Luigi Di Maio and Matteo Salvini the new forces in Italian politics.
Although counting is still underway it is now clear that the Movimento 5 Stelle (M5S) and the Lega are the two main winners of Italy's general elections. M5S has over 30 per cent of the vote and the Lega, with around 18 per cent, has comfortably overtaken its running partner Forza Italia led by Silvio Berlusconi with around 14 per cent.
On the centre left the Partito Democratico (PD), led by Matteo Renzi, has put in a dismal performance winning under 20 per cent of the vote, doing worse than expected, with its small allies not adding up to enough to give the left much more than about 24 per cent.

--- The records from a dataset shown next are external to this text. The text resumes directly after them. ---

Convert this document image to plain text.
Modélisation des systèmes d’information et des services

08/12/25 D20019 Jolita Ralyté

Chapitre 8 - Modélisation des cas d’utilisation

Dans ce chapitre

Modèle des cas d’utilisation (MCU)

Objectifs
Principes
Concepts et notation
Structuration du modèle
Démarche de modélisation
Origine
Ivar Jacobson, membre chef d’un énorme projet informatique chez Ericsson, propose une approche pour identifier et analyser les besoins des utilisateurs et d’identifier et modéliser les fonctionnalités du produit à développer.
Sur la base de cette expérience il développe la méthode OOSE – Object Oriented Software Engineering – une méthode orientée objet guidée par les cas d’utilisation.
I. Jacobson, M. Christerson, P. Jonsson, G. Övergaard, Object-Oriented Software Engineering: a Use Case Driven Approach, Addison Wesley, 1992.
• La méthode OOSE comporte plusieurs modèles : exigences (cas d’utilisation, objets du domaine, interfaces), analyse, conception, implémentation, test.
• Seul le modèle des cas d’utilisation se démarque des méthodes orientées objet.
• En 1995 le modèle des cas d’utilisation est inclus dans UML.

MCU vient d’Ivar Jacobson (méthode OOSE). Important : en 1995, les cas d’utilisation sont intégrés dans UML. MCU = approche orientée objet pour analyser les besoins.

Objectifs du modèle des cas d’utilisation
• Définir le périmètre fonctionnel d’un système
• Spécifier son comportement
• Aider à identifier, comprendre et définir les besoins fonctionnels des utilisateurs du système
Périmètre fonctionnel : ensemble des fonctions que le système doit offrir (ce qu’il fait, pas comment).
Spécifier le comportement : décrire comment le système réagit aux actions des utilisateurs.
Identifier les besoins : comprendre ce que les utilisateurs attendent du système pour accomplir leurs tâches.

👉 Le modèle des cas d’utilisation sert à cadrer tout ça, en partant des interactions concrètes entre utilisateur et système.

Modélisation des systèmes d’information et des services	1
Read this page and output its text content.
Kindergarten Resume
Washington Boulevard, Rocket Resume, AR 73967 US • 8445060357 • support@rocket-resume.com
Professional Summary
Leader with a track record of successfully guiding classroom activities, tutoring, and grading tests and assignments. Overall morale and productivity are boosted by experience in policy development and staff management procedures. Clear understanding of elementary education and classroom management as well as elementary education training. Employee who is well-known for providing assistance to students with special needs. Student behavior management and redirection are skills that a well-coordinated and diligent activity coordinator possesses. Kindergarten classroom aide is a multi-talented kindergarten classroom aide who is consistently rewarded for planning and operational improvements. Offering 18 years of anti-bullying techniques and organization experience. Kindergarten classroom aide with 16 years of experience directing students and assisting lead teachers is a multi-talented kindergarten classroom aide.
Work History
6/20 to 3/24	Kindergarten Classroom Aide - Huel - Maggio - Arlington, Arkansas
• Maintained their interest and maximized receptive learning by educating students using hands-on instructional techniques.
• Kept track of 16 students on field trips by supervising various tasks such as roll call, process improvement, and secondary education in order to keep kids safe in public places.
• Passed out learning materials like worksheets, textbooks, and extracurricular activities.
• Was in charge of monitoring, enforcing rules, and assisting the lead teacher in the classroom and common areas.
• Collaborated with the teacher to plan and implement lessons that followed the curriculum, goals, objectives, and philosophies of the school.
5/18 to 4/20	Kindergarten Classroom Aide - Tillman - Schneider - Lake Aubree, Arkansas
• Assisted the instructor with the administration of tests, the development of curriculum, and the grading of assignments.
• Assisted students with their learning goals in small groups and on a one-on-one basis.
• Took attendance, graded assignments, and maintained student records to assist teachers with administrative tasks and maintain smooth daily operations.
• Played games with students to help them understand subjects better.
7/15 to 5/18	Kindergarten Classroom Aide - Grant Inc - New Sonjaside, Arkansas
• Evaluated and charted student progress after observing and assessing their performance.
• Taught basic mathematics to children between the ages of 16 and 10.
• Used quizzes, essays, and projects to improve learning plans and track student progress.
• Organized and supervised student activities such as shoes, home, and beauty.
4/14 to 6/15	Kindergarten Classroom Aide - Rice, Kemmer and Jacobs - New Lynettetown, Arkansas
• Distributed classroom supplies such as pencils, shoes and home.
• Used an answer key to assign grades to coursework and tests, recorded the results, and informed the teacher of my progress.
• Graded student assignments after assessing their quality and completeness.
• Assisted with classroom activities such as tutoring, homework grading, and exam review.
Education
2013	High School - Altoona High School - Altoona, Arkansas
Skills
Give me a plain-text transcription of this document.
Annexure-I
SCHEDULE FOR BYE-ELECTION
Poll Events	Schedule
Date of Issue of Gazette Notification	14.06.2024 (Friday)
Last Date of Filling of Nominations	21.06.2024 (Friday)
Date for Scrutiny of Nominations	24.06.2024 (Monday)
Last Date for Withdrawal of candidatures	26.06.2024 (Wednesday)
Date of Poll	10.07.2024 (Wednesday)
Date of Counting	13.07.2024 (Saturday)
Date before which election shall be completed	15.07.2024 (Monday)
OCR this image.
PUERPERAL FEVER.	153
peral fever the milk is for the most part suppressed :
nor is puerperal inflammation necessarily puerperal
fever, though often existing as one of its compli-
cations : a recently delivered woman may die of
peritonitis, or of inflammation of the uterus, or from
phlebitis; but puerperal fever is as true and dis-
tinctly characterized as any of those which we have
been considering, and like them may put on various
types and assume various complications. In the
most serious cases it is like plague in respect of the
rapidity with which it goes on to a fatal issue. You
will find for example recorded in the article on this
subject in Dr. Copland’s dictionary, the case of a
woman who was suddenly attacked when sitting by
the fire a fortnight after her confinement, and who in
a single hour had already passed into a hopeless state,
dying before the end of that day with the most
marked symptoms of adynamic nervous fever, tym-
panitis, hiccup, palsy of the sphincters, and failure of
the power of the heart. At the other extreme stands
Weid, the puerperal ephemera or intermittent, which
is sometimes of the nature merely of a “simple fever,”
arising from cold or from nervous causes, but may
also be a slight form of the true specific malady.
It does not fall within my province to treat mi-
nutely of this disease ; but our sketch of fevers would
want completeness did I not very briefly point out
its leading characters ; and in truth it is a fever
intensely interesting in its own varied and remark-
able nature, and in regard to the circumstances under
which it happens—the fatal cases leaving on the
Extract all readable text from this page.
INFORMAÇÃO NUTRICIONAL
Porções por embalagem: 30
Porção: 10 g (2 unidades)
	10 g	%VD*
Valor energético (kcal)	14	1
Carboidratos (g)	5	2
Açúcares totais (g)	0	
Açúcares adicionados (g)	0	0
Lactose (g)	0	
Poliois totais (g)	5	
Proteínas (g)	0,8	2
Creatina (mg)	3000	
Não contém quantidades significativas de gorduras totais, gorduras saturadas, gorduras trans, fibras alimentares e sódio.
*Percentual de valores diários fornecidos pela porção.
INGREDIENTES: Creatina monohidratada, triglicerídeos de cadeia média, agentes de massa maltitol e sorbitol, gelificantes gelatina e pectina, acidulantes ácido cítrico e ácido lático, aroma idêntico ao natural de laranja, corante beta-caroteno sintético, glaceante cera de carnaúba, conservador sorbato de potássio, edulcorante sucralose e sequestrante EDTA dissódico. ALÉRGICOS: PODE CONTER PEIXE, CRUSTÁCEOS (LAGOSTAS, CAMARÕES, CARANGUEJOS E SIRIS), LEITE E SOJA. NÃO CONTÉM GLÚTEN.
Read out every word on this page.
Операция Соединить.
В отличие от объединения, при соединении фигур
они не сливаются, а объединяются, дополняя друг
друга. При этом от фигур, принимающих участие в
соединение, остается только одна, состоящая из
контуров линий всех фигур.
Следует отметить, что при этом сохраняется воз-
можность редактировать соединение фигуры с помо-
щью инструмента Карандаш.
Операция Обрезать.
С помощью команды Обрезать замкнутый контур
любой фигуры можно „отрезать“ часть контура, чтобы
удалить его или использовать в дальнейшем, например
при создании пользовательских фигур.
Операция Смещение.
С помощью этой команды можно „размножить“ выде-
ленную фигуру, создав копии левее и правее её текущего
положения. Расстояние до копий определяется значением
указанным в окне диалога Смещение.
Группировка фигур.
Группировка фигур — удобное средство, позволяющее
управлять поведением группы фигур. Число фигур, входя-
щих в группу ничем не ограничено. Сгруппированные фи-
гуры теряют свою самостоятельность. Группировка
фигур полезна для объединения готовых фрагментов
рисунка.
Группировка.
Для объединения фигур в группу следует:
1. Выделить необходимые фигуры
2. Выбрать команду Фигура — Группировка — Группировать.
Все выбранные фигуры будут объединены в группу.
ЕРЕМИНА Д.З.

Although percentages are being slow to turn into seats in parliament, thanks to the complications of the majority and proportional voting system, no potential coalition on centre right or centre left has enough to form a government. However as one important member of the M5S, Alessandro Di Battista, put it soon after the polls closed, “Everyone will have to talk to us.”
Before the elections M5S indicated it would be prepared to govern on its own with outside support. But although it is the largest party this will be difficult. Would it look to the parties on the centre right, which have won the largest percentage of votes, or to the left for support? And which parties will be prepared to back the movement that has won its laurels as an anti-establishment force?
Both Berlusconi and Renzi, who thought they would have a decisive say in the formation of the next government, have had their bargaining positions severely reduced although they may still have a power of boycott over any new government. The centre-right parties, until now led by Berlusconi, have very different policies on Europe, the economy and immigration, therefore a government programme will be hard to patch together. And although Renzi has had a bad personal defeat the PD still remains the second largest party, even if only a few percentage points ahead of Salvini's Lega.
Two trends have emerged from the elections. The first is that the traditional parties and leaders are not popular. The second is that the south of the country has had a decisive say in the outcome of the voting. Both the M5S and the Lega, which removed “Nord” from its name to prove that it had moved out of its homeland in the north of Italy, pushed hard in the south. This was not difficult for Di Maio, whose family comes from Naples, and the M5S has swept the south, getting about 40 per cent of the vote. For the Lega, which is still thought of as a northern party, this was a risk. However its strategy seems to have paid off and although it has not turned in the same results as in the north it has shown that it now has a national base.